- Born: March 31, 1938
- Died: November 22, 2012 (aged 74)
- Awards: Member of the Rock and Roll Hall of Fame

= Frank Barsalona =

Frank Barsalona (March 31, 1938 - November 22, 2012) was an American talent agent and founder of the first major rock and roll booking agency in the United States.

==Career==
Barsalona started out in the mail room at GAC, a New York-based talent agency, and became the company's youngest agent. In 1964, Barsalona founded Premier Talent Agency (sold to William Morris Agency in 2002) which was the first booking agency to focus on rock performers. At Premier, Barsalona encouraged young, enthusiastic promoters around the country to present emerging artists at their local venues which created the foundation of the modern-day concert touring business. The promoters Barsalona mentored and worked with became some of the most powerful promoters in the industry, and still are today. The roster of artists at Premier Talent numbered in the hundreds and included Bruce Springsteen & the E Street Band, U2, The Who, Led Zeppelin, The Yardbirds, Jimi Hendrix, Bon Jovi, Santana, Jethro Tull, Peter Frampton, Humble Pie, Van Halen, Herman's Hermits, Tom Petty and the Heartbreakers, The J. Geils Band, Black Sabbath, Yes, Talking Heads, The B-52's, Eurythmics, The Pretenders, Cyndi Lauper, Keith Richards, Jeff Beck, Sex Pistols, Skid Row, Journey, Earth, Wind & Fire, Emerson, Lake & Palmer, Foghat, Traffic, Fleetwood Mac, and Grand Funk Railroad, among many others. Barsalona was also a part owner in various radio stations in the Northeast, and part owner and president of the Philadelphia Fury soccer team (1977–1980).

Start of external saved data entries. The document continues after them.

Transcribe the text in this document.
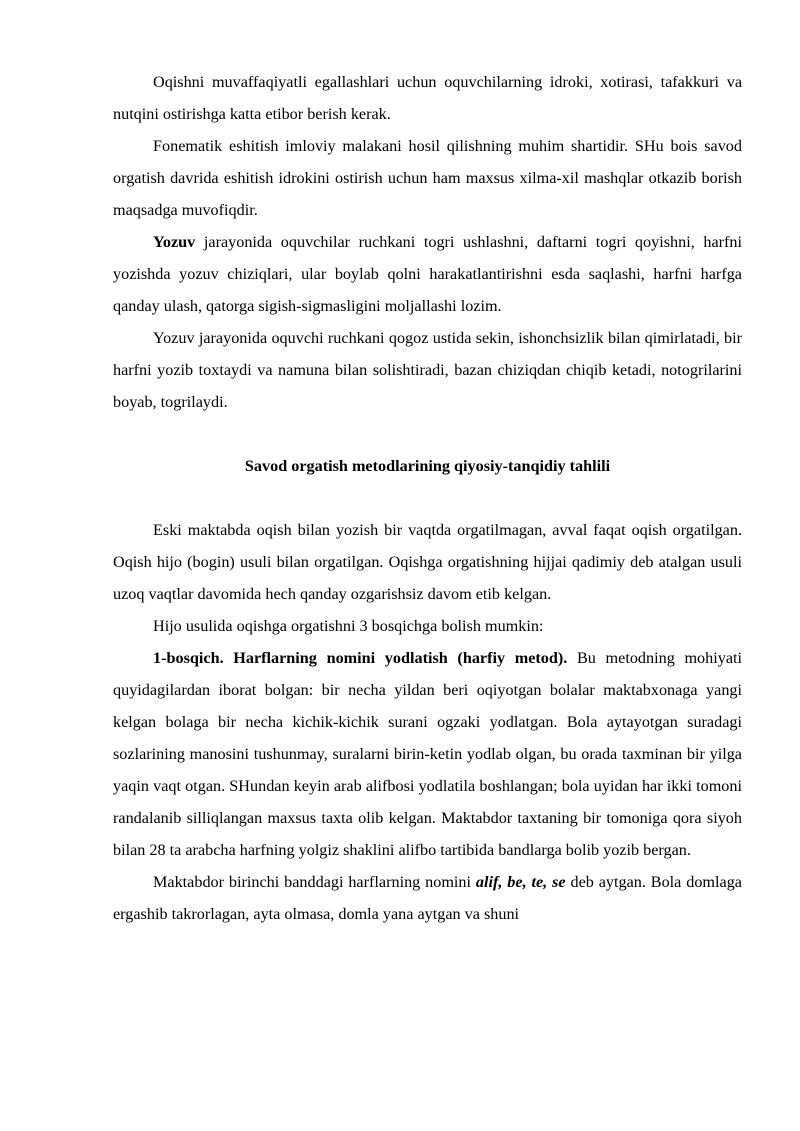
Oqishni muvaffaqiyatli egallashlari uchun oquvchilarning idroki, xotirasi, tafakkuri va nutqini ostirishga katta etibor berish kerak.

Fonematik eshitish imloviy malakani hosil qilishning muhim shartidir. SHu bois savod orgatish davrida eshitish idrokini ostirish uchun ham maxsus xilma-xil mashqlar otkazib borish maqsadga muvofiqdir.

Yozuv jarayonida oquvchilar ruchkani togri ushlashni, daftarni togri qoyishni, harfni yozishda yozuv chiziqlari, ular boylab qolni harakatlantirishni esda saqlashi, harfni harfga qanday ulash, qatorga sigish-sigmasligini moljallashi lozim.

Yozuv jarayonida oquvchi ruchkani qogoz ustida sekin, ishonchsizlik bilan qimirlatadi, bir harfni yozib toxtaydi va namuna bilan solishtiradi, bazan chiziqdan chiqib ketadi, notogrilarini boyab, togrilaydi.

Savod orgatish metodlarining qiyosiy-tanqidiy tahlili

Eski maktabda oqish bilan yozish bir vaqtda orgatilmagan, avval faqat oqish orgatilgan. Oqish hijo (bogin) usuli bilan orgatilgan. Oqishga orgatishning hijjai qadimiy deb atalgan usuli uzoq vaqtlar davomida hech qanday ozgarishsiz davom etib kelgan.

Hijo usulida oqishga orgatishni 3 bosqichga bolish mumkin:

1-bosqich. Harflarning nomini yodlatish (harfiy metod). Bu metodning mohiyati quyidagilardan iborat bolgan: bir necha yildan beri oqiyotgan bolalar maktabxonaga yangi kelgan bolaga bir necha kichik-kichik surani ogzaki yodlatgan. Bola aytayotgan suradagi sozlarining manosini tushunmay, suralarni birin-ketin yodlab olgan, bu orada taxminan bir yilga yaqin vaqt otgan. SHundan keyin arab alifbosi yodlatila boshlangan; bola uyidan har ikki tomoni randalanib silliqlangan maxsus taxta olib kelgan. Maktabdor taxtaning bir tomoniga qora siyoh bilan 28 ta arabcha harfning yolgiz shaklini alifbo tartibida bandlarga bolib yozib bergan.

Maktabdor birinchi banddagi harflarning nomini alif, be, te, se deb aytgan. Bola domlaga ergashib takrorlagan, ayta olmasa, domla yana aytgan va shuni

Rock journalist Dave Marsh wrote, "Frank Barsalona had a vision: acts and promoters and record companies working in coordination to build careers. Rock performers now had an economic base outside of the record companies, they had the time and money and facilities to upgrade the quality of their shows."

Barsalona was a founding member and board member of the Rock and Roll Hall of Fame and was inducted into the Hall of Fame in the Non-Performer category in 2005 and received the Lifetime Achievement Award. He is the only agent to have been inducted into the Hall of Fame to date. Among other industry and humanitarian awards, Frank received the Billboard Legend of Live Award for lifetime achievement, Performance Touring Hall of Fame Award, and the Nordoff-Robbins Foundation Silver Clef Award which was presented to him by Bono and Bruce Springsteen, with Pete Townshend congratulating his old friend and telling stories via video.

After Barsolona's death, his daughter Nicole hosted a memorial celebration to honor his life on April 25, 2013, in New York, bringing together music industry leaders from around the world. Billboard magazine's exclusive coverage described the event: "The room was packed with legends, among them famed E Street Band guitarist Steve Van Zandt, Team Springsteen players Barry Bell and Barbara Carr, and a wealth of promoters, signifying Barsalona's influence in bringing order and legitimacy to that sector. Promoters in the house included Seth Hurwitz (I.M.P.), Gregg Perloff (Another Planet), Jules Belkin (Belkin Productions), Danny Zelisko (DZP), John Scher (Metropolitan Talent), Debra Rathwell (AEG Live) and leading Japanese promoter Mr. Udo, Udo Artists. Among those offering up stories on Barsalona were music journalist Dave Marsh, famed Philadelphia promoter Larry Magid, U2 manager Paul McGuinness, CAA managing partner Rob Light, British manager Peter Rudge, legendary New York promoter Ron Delsener, Canadian promoter Donald K. Donald, Joel Peresman of the Rock and Roll Hall of Fame, Boston promoter Don Law, artists Bono and Pete Townshend (via video)."

===Personal life===
Born and raised on Staten Island, Barsalona began supporting his family at age nine by traveling around the country yodeling with a country and western act known as Rosalie Allen's Touring All-Stars. He attended and put himself through Wagner College and St. John's University.

Known for his honesty, integrity, and warmth, Barsalona was once told by British agent Harold Davison that he wouldn't survive in the industry because he was too honest. Proving him wrong, Barsalona became known as one of the most honest and successful professionals in the industry to date.

His wife, June Barsalona (maiden name Harris), worked as a features and news editor within the London Daily Mirror Group and conducted the first interview in the UK with The Beatles for Disc magazine. June acted as an American correspondent for all of the London Daily Mirror Group's music publications and conducted interviews with The Who, The Rolling Stones, Dick Clark, Nat King Cole, Roy Orbison, and many others. In 1968, June went to work for Atlantic Records to launch the debut Led Zeppelin campaign. June stayed on to handle international public relations for Atlantic where she worked with artists like Cream, The Rascals, and others. Frank and June met through their work in the industry and were married for 46 years. Frank was survived by June and their only daughter, Nicole Barsalona.